Crimdella’s music represents the community he works with on a daily basis, giving insight into the black and brown experience in America while injecting fun, youthful energy whenever it calls for it. Police brutality, flirting with women, and braggadocios rhymes are all delivered with the same honesty and relatability.
The latest and most potent example of his skill set is #ZeusXStyles, his new series of YouTube videos. His organic combination of empowering, knowledge-dropping lyrics and instantly contagious hooks is building steam in New York City. “Columbus (ft. Monotone)” cleverly addresses the hot button topic of
cultural appropriation, and “SUNGOD (ft. O’ye)” sees Crimdella exchanging traditional Christianity for a focus on African heritage, individual spirituality, and embracing the divinity in himself. The latter idea is the fuel behind the Black God Pantheon, Crimdella’s crew of similarly-minded musicians and artists: Monotone (aka Apollo), BbStarD (aka the Black God Ptah), Real Ishmael (aka The Black God Ausar), Precious Gorgeous, Kita P, and Ashleigh Awusie.

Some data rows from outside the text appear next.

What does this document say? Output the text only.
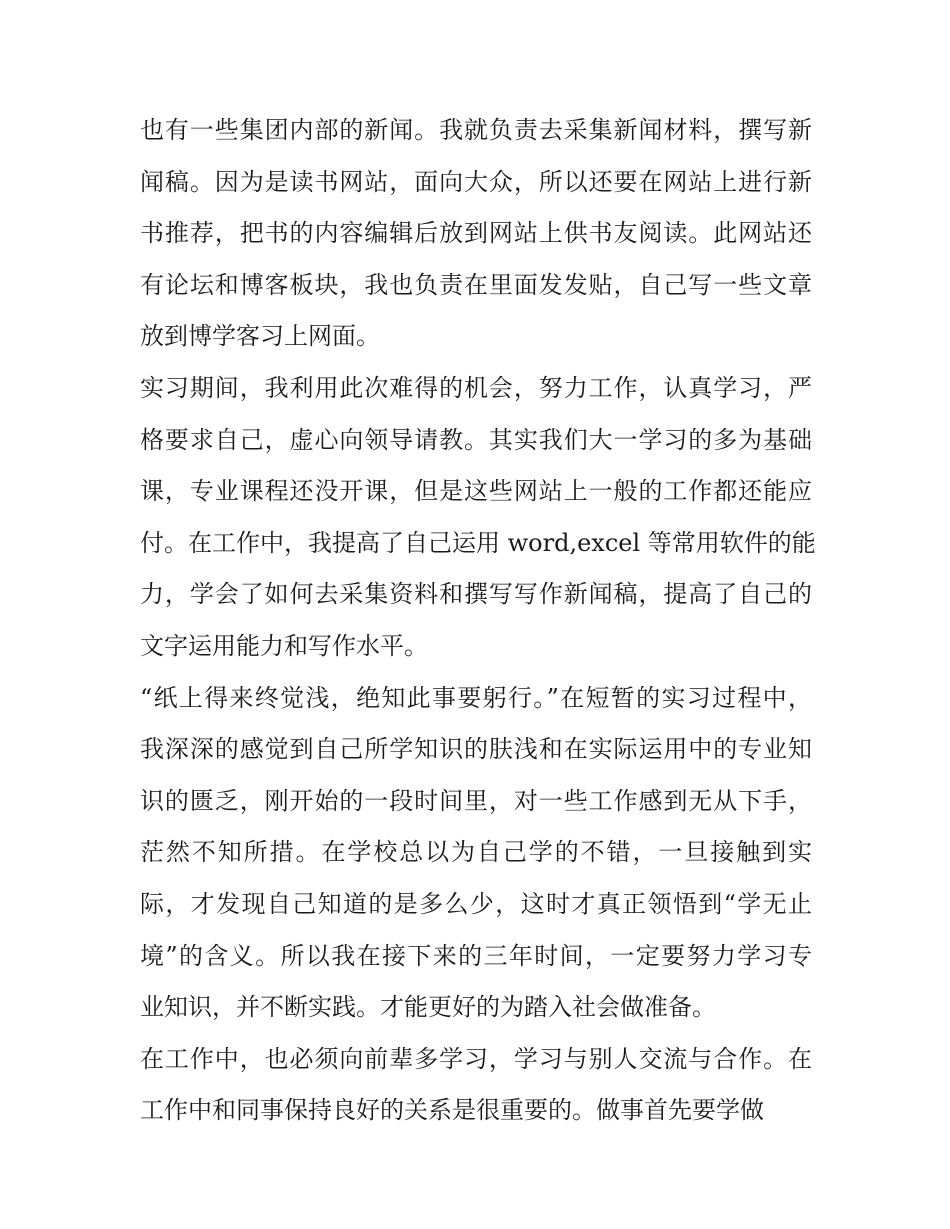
也有一些集团内部的新闻。我就负责去采集新闻材料，撰写新
闻稿。因为是读书网站，面向大众，所以还要在网站上进行新
书推荐，把书的内容编辑后放到网站上供书友阅读。此网站还
有论坛和博客板块，我也负责在里面发发贴，自己写一些文章
放到博学客习上网面。
实习期间，我利用此次难得的机会，努力工作，认真学习，严
格要求自己，虚心向领导请教。其实我们大一学习的多为基础
课，专业课程还没开课，但是这些网站上一般的工作都还能应
付。在工作中，我提高了自己运用 word,excel 等常用软件的能
力，学会了如何去采集资料和撰写写作新闻稿，提高了自己的
文字运用能力和写作水平。
“纸上得来终觉浅，绝知此事要躬行。”在短暂的实习过程中，
我深深的感觉到自己所学知识的肤浅和在实际运用中的专业知
识的匮乏，刚开始的一段时间里，对一些工作感到无从下手，
茫然不知所措。在学校总以为自己学的不错，一旦接触到实
际，才发现自己知道的是多么少，这时才真正领悟到“学无止
境”的含义。所以我在接下来的三年时间，一定要努力学习专
业知识，并不断实践。才能更好的为踏入社会做准备。
在工作中，也必须向前辈多学习，学习与别人交流与合作。在
工作中和同事保持良好的关系是很重要的。做事首先要学做
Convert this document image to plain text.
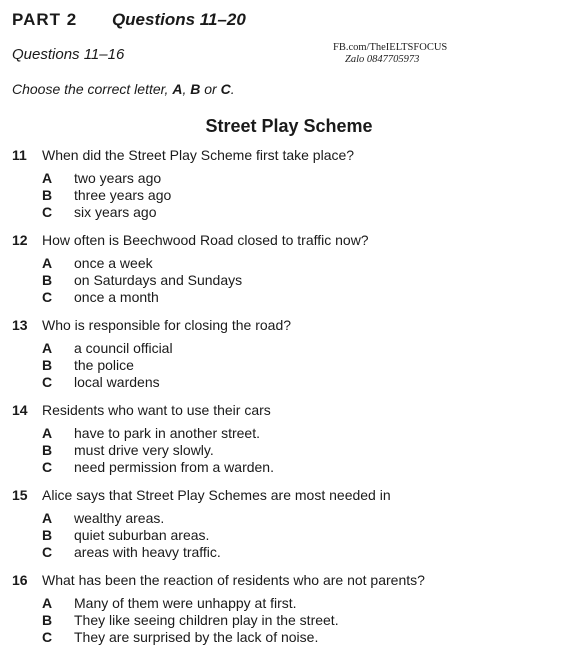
PART 2 Questions 11–20
FB.com/TheIELTSFOCUS
Zalo 0847705973
Questions 11–16
Choose the correct letter, A, B or C.
Street Play Scheme
11 When did the Street Play Scheme first take place?
A two years ago
B three years ago
C six years ago
12 How often is Beechwood Road closed to traffic now?
A once a week
B on Saturdays and Sundays
C once a month
13 Who is responsible for closing the road?
A a council official
B the police
C local wardens
14 Residents who want to use their cars
A have to park in another street.
B must drive very slowly.
C need permission from a warden.
15 Alice says that Street Play Schemes are most needed in
A wealthy areas.
B quiet suburban areas.
C areas with heavy traffic.
16 What has been the reaction of residents who are not parents?
A Many of them were unhappy at first.
B They like seeing children play in the street.
C They are surprised by the lack of noise.
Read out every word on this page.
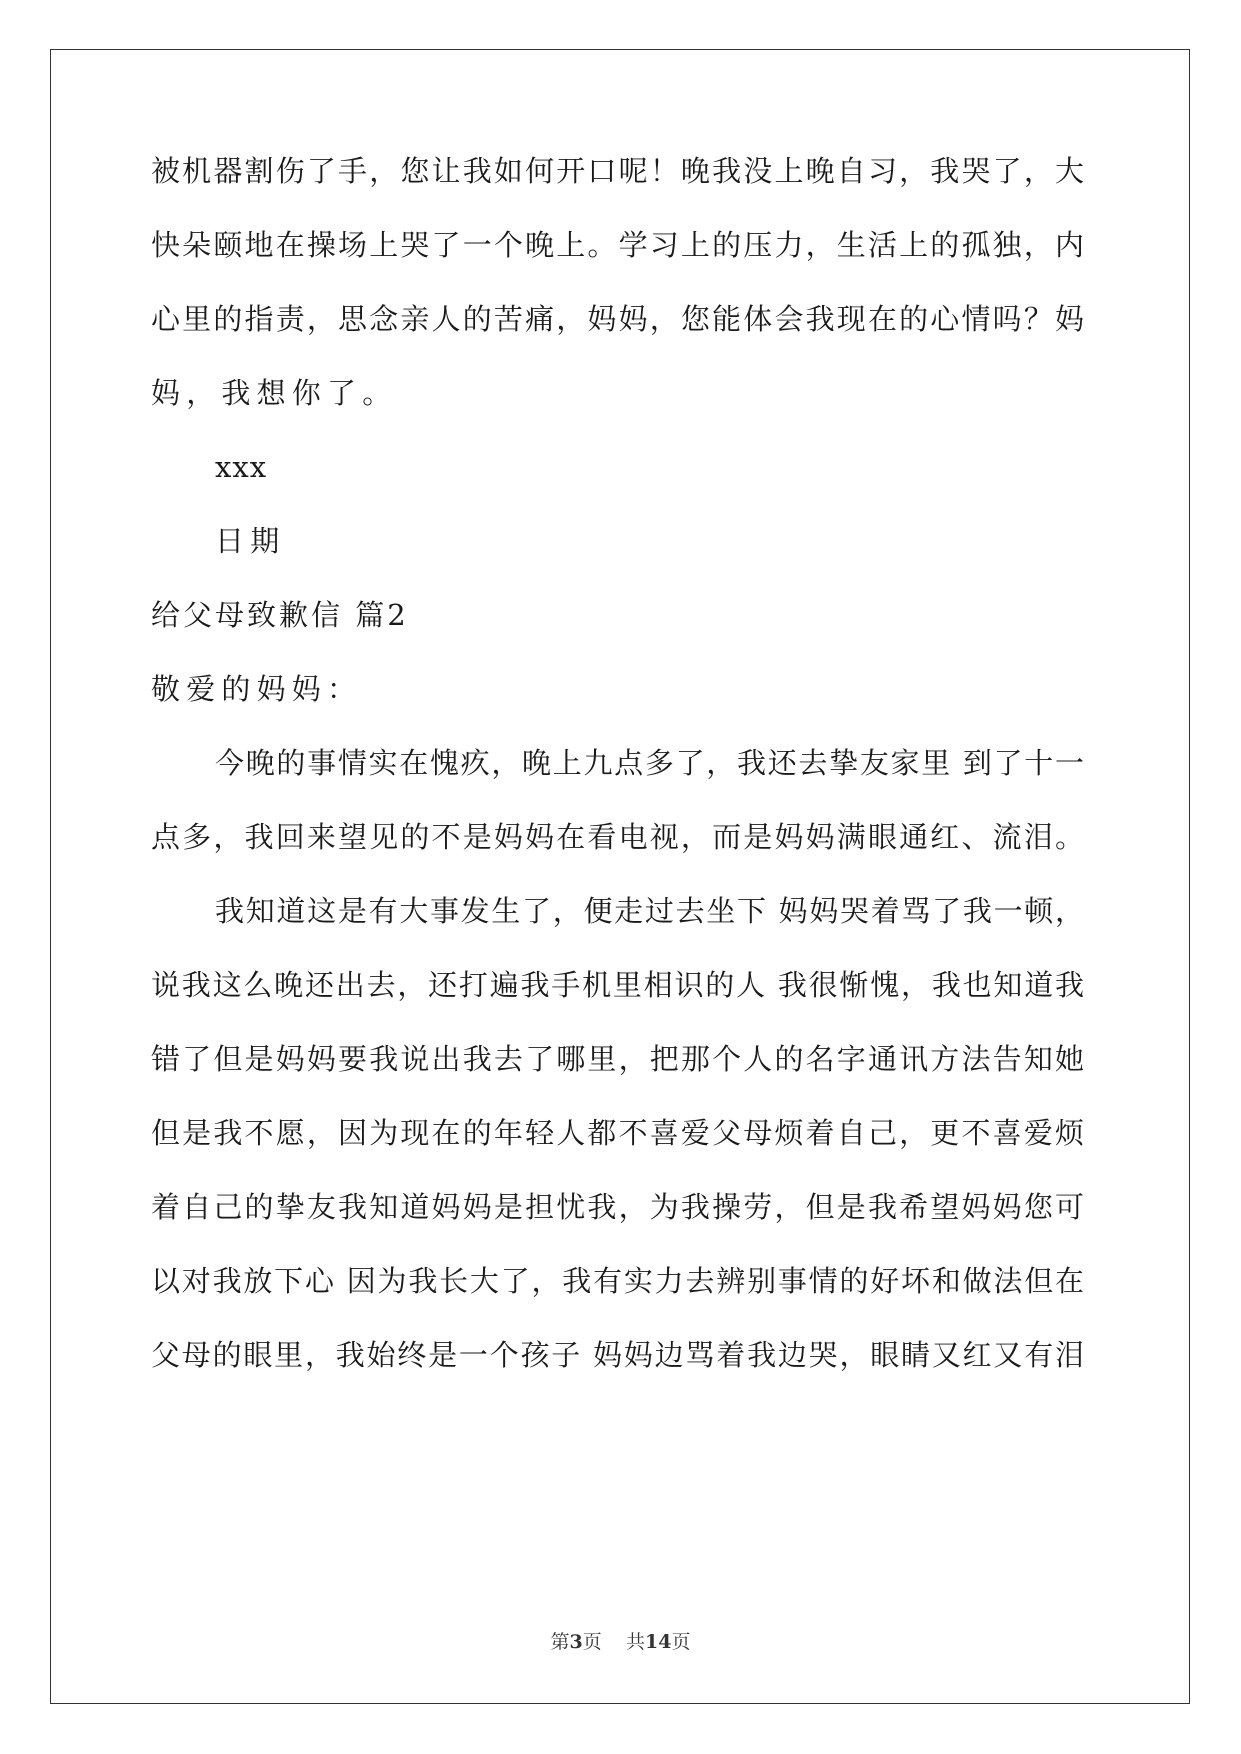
被机器割伤了手，您让我如何开口呢！晚我没上晚自习，我哭了，大
快朵颐地在操场上哭了一个晚上。学习上的压力，生活上的孤独，内
心里的指责，思念亲人的苦痛，妈妈，您能体会我现在的心情吗？妈
妈，我想你了。
xxx
日期
给父母致歉信 篇2
敬爱的妈妈：
今晚的事情实在愧疚，晚上九点多了，我还去挚友家里 到了十一
点多，我回来望见的不是妈妈在看电视，而是妈妈满眼通红、流泪。
我知道这是有大事发生了，便走过去坐下 妈妈哭着骂了我一顿，
说我这么晚还出去，还打遍我手机里相识的人 我很惭愧，我也知道我
错了但是妈妈要我说出我去了哪里，把那个人的名字通讯方法告知她
但是我不愿，因为现在的年轻人都不喜爱父母烦着自己，更不喜爱烦
着自己的挚友我知道妈妈是担忧我，为我操劳，但是我希望妈妈您可
以对我放下心 因为我长大了，我有实力去辨别事情的好坏和做法但在
父母的眼里，我始终是一个孩子 妈妈边骂着我边哭，眼睛又红又有泪
第3页 共14页
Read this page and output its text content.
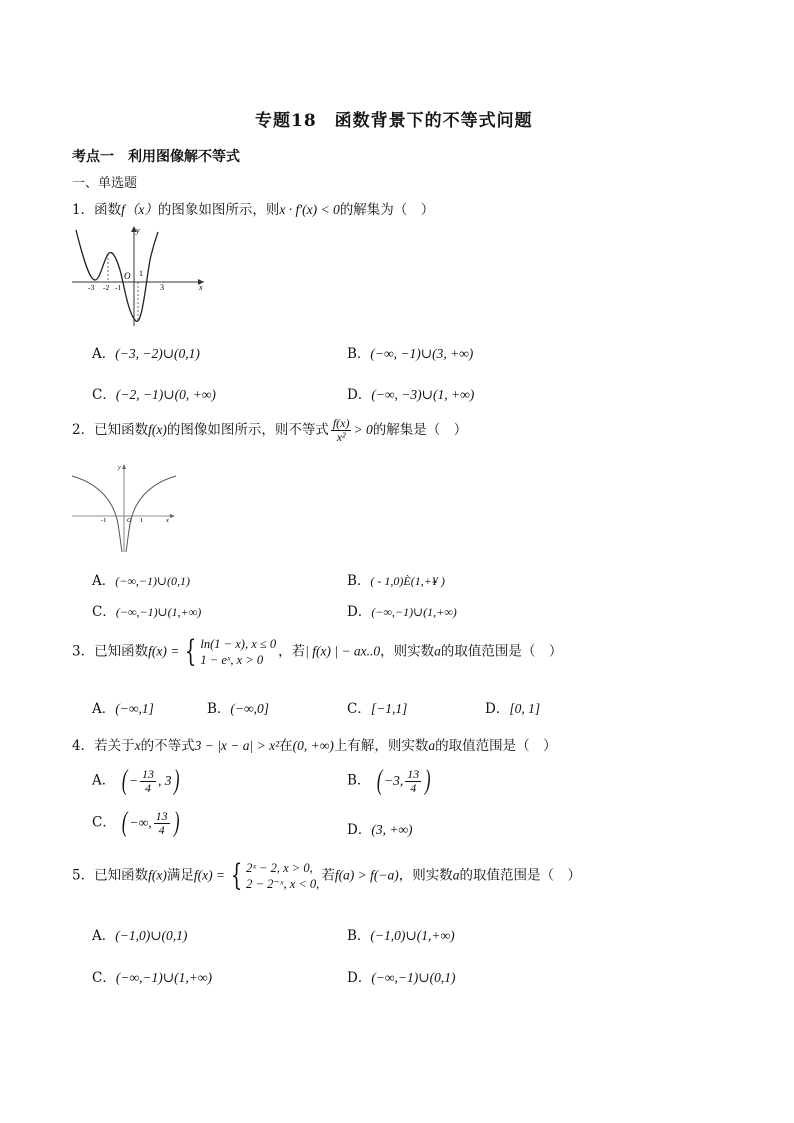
专题18　函数背景下的不等式问题
考点一　利用图像解不等式
一、单选题
1．函数f（x）的图象如图所示，则x · f′(x) < 0的解集为（　）
y
O 1
3	x
-3 -2 -1
A．(−3, −2)∪(0,1)	B．(−∞, −1)∪(3, +∞)
C．(−2, −1)∪(0, +∞)	D．(−∞, −3)∪(1, +∞)
2．已知函数f(x)的图像如图所示，则不等式 $\frac{f(x)}{\text{x²}} > 0$的解集是（　）
y
-1	O 1	x
A．(−∞,−1)∪(0,1)	B．( - 1,0)È(1,+¥ )
C．(−∞,−1)∪(1,+∞)	D．(−∞,−1)∪(1,+∞)
3．已知函数f(x) = { ln(1 − x), x ≤ 0
1 − eˣ, x > 0
，若| f(x) | − ax..0，则实数a的取值范围是（　）
A．(−∞,1]	B．(−∞,0]	C．[−1,1]	D．[0, 1]
4．若关于x的不等式3 − |x − a| > x²在(0, +∞)上有解，则实数a的取值范围是（　）
A． ( − $\frac{13}{4}$ , 3 )	B． ( −3, $\frac{13}{4}$ )
C． ( −∞, $\frac{13}{4}$ )	D．(3, +∞)
5．已知函数f(x)满足f(x) = { 2ˣ − 2, x > 0,
2 − 2⁻ˣ, x < 0,
若f(a) > f(−a)，则实数a的取值范围是（　）
A．(−1,0)∪(0,1)	B．(−1,0)∪(1,+∞)
C．(−∞,−1)∪(1,+∞)	D．(−∞,−1)∪(0,1)
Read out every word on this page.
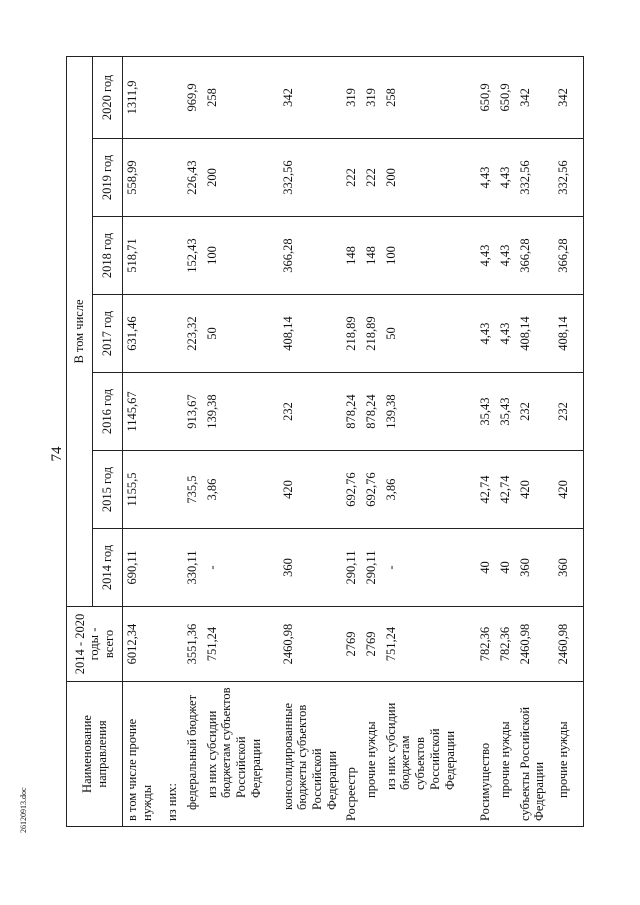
74
Наименование направления	2014 - 2020 годы - всего	В том числе						
		2014 год	2015 год	2016 год	2017 год	2018 год	2019 год	2020 год
в том числе прочие нужды	6012,34	690,11	1155,5	1145,67	631,46	518,71	558,99	1311,9
из них:								
федеральный бюджет	3551,36	330,11	735,5	913,67	223,32	152,43	226,43	969,9
из них субсидии бюджетам субъектов Российской Федерации	751,24	-	3,86	139,38	50	100	200	258
консолидированные бюджеты субъектов Российской Федерации	2460,98	360	420	232	408,14	366,28	332,56	342
Росреестр	2769	290,11	692,76	878,24	218,89	148	222	319
прочие нужды	2769	290,11	692,76	878,24	218,89	148	222	319
из них субсидии бюджетам субъектов Российской Федерации	751,24	-	3,86	139,38	50	100	200	258
Росимущество	782,36	40	42,74	35,43	4,43	4,43	4,43	650,9
прочие нужды	782,36	40	42,74	35,43	4,43	4,43	4,43	650,9
субъекты Российской Федерации	2460,98	360	420	232	408,14	366,28	332,56	342
прочие нужды	2460,98	360	420	232	408,14	366,28	332,56	342
26120913.doc
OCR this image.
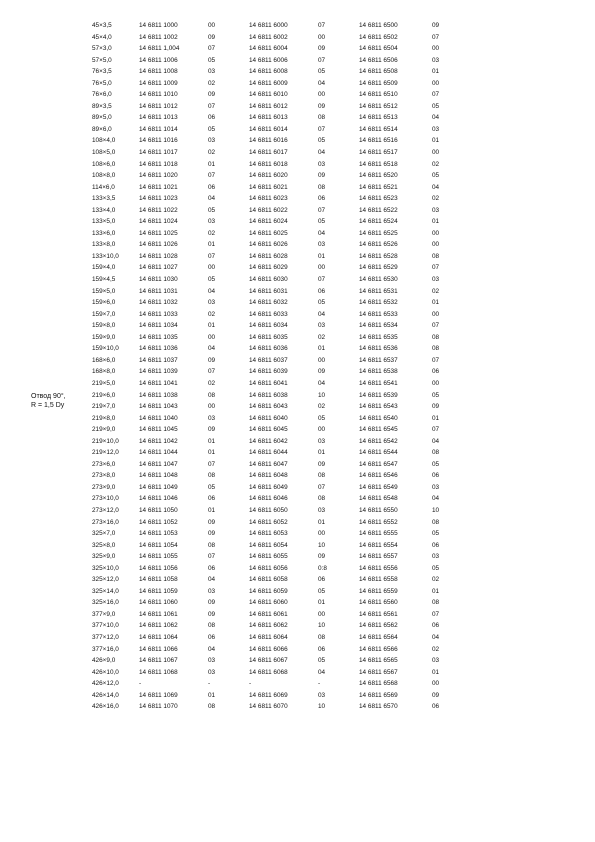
Отвод 90°,
R = 1,5 Dy
45×3,5	14 6811 1000	00	14 6811 6000	07	14 6811 6500	09
45×4,0	14 6811 1002	09	14 6811 6002	00	14 6811 6502	07
57×3,0	14 6811 1,004	07	14 6811 6004	09	14 6811 6504	00
57×5,0	14 6811 1006	05	14 6811 6006	07	14 6811 6506	03
76×3,5	14 6811 1008	03	14 6811 6008	05	14 6811 6508	01
76×5,0	14 6811 1009	02	14 6811 6009	04	14 6811 6509	00
76×6,0	14 6811 1010	09	14 6811 6010	00	14 6811 6510	07
89×3,5	14 6811 1012	07	14 6811 6012	09	14 6811 6512	05
89×5,0	14 6811 1013	06	14 6811 6013	08	14 6811 6513	04
89×6,0	14 6811 1014	05	14 6811 6014	07	14 6811 6514	03
108×4,0	14 6811 1016	03	14 6811 6016	05	14 6811 6516	01
108×5,0	14 6811 1017	02	14 6811 6017	04	14 6811 6517	00
108×6,0	14 6811 1018	01	14 6811 6018	03	14 6811 6518	02
108×8,0	14 6811 1020	07	14 6811 6020	09	14 6811 6520	05
114×6,0	14 6811 1021	06	14 6811 6021	08	14 6811 6521	04
133×3,5	14 6811 1023	04	14 6811 6023	06	14 6811 6523	02
133×4,0	14 6811 1022	05	14 6811 6022	07	14 6811 6522	03
133×5,0	14 6811 1024	03	14 6811 6024	05	14 6811 6524	01
133×6,0	14 6811 1025	02	14 6811 6025	04	14 6811 6525	00
133×8,0	14 6811 1026	01	14 6811 6026	03	14 6811 6526	00
133×10,0	14 6811 1028	07	14 6811 6028	01	14 6811 6528	08
159×4,0	14 6811 1027	00	14 6811 6029	00	14 6811 6529	07
159×4,5	14 6811 1030	05	14 6811 6030	07	14 6811 6530	03
159×5,0	14 6811 1031	04	14 6811 6031	06	14 6811 6531	02
159×6,0	14 6811 1032	03	14 6811 6032	05	14 6811 6532	01
159×7,0	14 6811 1033	02	14 6811 6033	04	14 6811 6533	00
159×8,0	14 6811 1034	01	14 6811 6034	03	14 6811 6534	07
159×9,0	14 6811 1035	00	14 6811 6035	02	14 6811 6535	08
159×10,0	14 6811 1036	04	14 6811 6036	01	14 6811 6536	08
168×6,0	14 6811 1037	09	14 6811 6037	00	14 6811 6537	07
168×8,0	14 6811 1039	07	14 6811 6039	09	14 6811 6538	06
219×5,0	14 6811 1041	02	14 6811 6041	04	14 6811 6541	00
219×6,0	14 6811 1038	08	14 6811 6038	10	14 6811 6539	05
219×7,0	14 6811 1043	00	14 6811 6043	02	14 6811 6543	09
219×8,0	14 6811 1040	03	14 6811 6040	05	14 6811 6540	01
219×9,0	14 6811 1045	09	14 6811 6045	00	14 6811 6545	07
219×10,0	14 6811 1042	01	14 6811 6042	03	14 6811 6542	04
219×12,0	14 6811 1044	01	14 6811 6044	01	14 6811 6544	08
273×6,0	14 6811 1047	07	14 6811 6047	09	14 6811 6547	05
273×8,0	14 6811 1048	08	14 6811 6048	08	14 6811 6546	06
273×9,0	14 6811 1049	05	14 6811 6049	07	14 6811 6549	03
273×10,0	14 6811 1046	06	14 6811 6046	08	14 6811 6548	04
273×12,0	14 6811 1050	01	14 6811 6050	03	14 6811 6550	10
273×16,0	14 6811 1052	09	14 6811 6052	01	14 6811 6552	08
325×7,0	14 6811 1053	09	14 6811 6053	00	14 6811 6555	05
325×8,0	14 6811 1054	08	14 6811 6054	10	14 6811 6554	06
325×9,0	14 6811 1055	07	14 6811 6055	09	14 6811 6557	03
325×10,0	14 6811 1056	06	14 6811 6056	0:8	14 6811 6556	05
325×12,0	14 6811 1058	04	14 6811 6058	06	14 6811 6558	02
325×14,0	14 6811 1059	03	14 6811 6059	05	14 6811 6559	01
325×16,0	14 6811 1060	09	14 6811 6060	01	14 6811 6560	08
377×9,0	14 6811 1061	09	14 6811 6061	00	14 6811 6561	07
377×10,0	14 6811 1062	08	14 6811 6062	10	14 6811 6562	06
377×12,0	14 6811 1064	06	14 6811 6064	08	14 6811 6564	04
377×16,0	14 6811 1066	04	14 6811 6066	06	14 6811 6566	02
426×9,0	14 6811 1067	03	14 6811 6067	05	14 6811 6565	03
426×10,0	14 6811 1068	03	14 6811 6068	04	14 6811 6567	01
426×12,0	-	-	-	-	14 6811 6568	00
426×14,0	14 6811 1069	01	14 6811 6069	03	14 6811 6569	09
426×16,0	14 6811 1070	08	14 6811 6070	10	14 6811 6570	06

“As black and brown people, we don’t get to see ourselves in divine light much. In almost all portrayals of divine beings, whether it’s in drawings of Jesus or in films like ‘Exodus: Gods and Kings,’ everyone is blue-eyed. It’s almost like we’re being told that we are not worthy of divinity,” he said. “When I call myself a black god, I am not saying that I am God because I will die. God won’t. What I’m saying is that God lives in me and my relationship with it is one that only me and it know and so because of that I can create what I want to create because I believe in that power.
“I want more people who look like me and come from similar backgrounds and neighborhoods to understand that,” he adds.
With the #ZeusXStyle series continuing to gain steam and the Black God Pantheon’s material on the way, Crimdella’s message is loud and clear for anyone willing to listen.